Meet the Bridge-to-Home Collaborative Teams

Fraser Health Regional Access and Flow Team

The Regional Access and Flow team recognized that some patients with congestive heart failure, chronic obstructive pulmonary disease, insulin-dependent diabetes mellitus, and pneumonia were staying in hospital longer than they needed to, either after being admitted or while still in the emergency department. They plan to use Bridge-to-Home to make improvements in existing discharge planning practices, education and post-discharge follow-up. Beginning with focused Plan-Do-Study-Act (PDSA) cycles at Surrey Memorial Hospital, their plan is to spread using a phased approach across all 12 Fraser Health hospitals. Their goal is to reduce length of stay by helping promote faster healing, improvements in patient and provider experience, and safer transition home with better long-term outcomes.
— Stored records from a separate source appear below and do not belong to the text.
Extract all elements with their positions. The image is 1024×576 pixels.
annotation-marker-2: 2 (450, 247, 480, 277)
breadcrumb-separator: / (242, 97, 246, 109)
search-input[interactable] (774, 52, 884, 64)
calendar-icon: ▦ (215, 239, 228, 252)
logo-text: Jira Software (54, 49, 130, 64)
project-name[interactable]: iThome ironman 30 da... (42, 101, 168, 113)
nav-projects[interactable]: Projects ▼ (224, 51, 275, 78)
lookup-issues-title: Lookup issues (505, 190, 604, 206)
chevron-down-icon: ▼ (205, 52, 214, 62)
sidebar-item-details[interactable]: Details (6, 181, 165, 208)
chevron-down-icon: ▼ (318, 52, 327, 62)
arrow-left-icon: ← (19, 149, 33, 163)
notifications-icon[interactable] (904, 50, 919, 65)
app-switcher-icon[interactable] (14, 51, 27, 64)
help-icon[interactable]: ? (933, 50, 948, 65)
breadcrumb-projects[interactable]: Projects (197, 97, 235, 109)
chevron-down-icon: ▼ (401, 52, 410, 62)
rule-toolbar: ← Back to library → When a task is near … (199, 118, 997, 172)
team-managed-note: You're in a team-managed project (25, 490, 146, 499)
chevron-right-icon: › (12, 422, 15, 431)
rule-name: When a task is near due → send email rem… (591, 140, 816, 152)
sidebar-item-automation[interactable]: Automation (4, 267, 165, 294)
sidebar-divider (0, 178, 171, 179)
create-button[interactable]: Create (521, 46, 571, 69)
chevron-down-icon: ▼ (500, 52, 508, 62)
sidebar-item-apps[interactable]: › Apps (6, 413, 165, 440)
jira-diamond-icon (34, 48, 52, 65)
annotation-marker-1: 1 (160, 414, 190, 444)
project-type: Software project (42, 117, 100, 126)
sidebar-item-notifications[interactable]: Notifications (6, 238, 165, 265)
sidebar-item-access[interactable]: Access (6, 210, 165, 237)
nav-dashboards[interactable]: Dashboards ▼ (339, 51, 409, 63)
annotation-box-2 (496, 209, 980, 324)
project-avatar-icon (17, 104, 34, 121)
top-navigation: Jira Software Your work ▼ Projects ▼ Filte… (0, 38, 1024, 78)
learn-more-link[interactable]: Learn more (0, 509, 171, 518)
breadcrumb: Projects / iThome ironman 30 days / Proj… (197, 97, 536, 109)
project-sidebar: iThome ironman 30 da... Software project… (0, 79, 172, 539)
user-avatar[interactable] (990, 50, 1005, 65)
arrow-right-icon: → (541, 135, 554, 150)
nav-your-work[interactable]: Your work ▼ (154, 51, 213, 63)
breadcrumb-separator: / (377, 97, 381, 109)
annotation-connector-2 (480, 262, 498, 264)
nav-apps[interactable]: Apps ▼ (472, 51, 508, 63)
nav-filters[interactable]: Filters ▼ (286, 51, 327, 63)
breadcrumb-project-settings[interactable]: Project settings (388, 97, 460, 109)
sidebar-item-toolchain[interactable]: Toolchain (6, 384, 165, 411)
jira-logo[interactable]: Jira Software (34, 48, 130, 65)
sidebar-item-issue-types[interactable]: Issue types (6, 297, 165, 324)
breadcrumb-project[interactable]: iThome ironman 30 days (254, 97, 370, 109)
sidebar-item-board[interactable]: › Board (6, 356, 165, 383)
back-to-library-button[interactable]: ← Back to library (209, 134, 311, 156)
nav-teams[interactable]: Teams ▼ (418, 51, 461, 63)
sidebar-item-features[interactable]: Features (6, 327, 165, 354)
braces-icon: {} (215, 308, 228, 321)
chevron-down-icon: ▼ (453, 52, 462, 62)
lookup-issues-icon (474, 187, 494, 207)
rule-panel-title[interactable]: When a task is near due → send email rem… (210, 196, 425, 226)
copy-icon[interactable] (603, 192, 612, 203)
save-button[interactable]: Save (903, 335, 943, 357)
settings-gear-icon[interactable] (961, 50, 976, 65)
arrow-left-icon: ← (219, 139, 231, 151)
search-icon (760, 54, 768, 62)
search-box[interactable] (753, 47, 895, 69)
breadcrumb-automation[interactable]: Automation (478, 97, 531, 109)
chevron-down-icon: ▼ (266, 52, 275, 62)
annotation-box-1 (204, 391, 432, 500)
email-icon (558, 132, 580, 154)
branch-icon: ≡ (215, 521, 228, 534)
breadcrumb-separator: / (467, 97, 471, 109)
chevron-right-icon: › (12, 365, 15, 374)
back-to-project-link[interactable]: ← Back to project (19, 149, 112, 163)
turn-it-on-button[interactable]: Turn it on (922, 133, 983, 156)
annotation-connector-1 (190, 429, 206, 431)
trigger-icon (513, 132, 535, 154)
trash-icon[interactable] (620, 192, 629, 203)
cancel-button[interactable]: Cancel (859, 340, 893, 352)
Government of the Yukon (Health and Social Services) and the Yukon Hospital Corporation

The Yukon team is focusing on care transitions for patients from any Yukon Hospital to their home and community. This also includes care teams that support individuals in communities across the territory. In the Yukon, there are three hospitals: The Whitehorse General Hospital is the primary acute care facility in the territory, and there are also hospitals in Watson Lake and Dawson City. The team plans to use the Patient-Oriented Discharge Summary (PODS) in combination with education, welcoming partners in care, and post-discharge follow-up in a trial of 50 patients transitioning home from the hospital. The initiative will then expand to transitions from hospitals to community nursing centres or hospitals to receiving community mental wellness and substance use teams. The goal of the Yukon team is to improve all care transitions from Yukon hospitals to the community, no matter where in the Yukon patients live.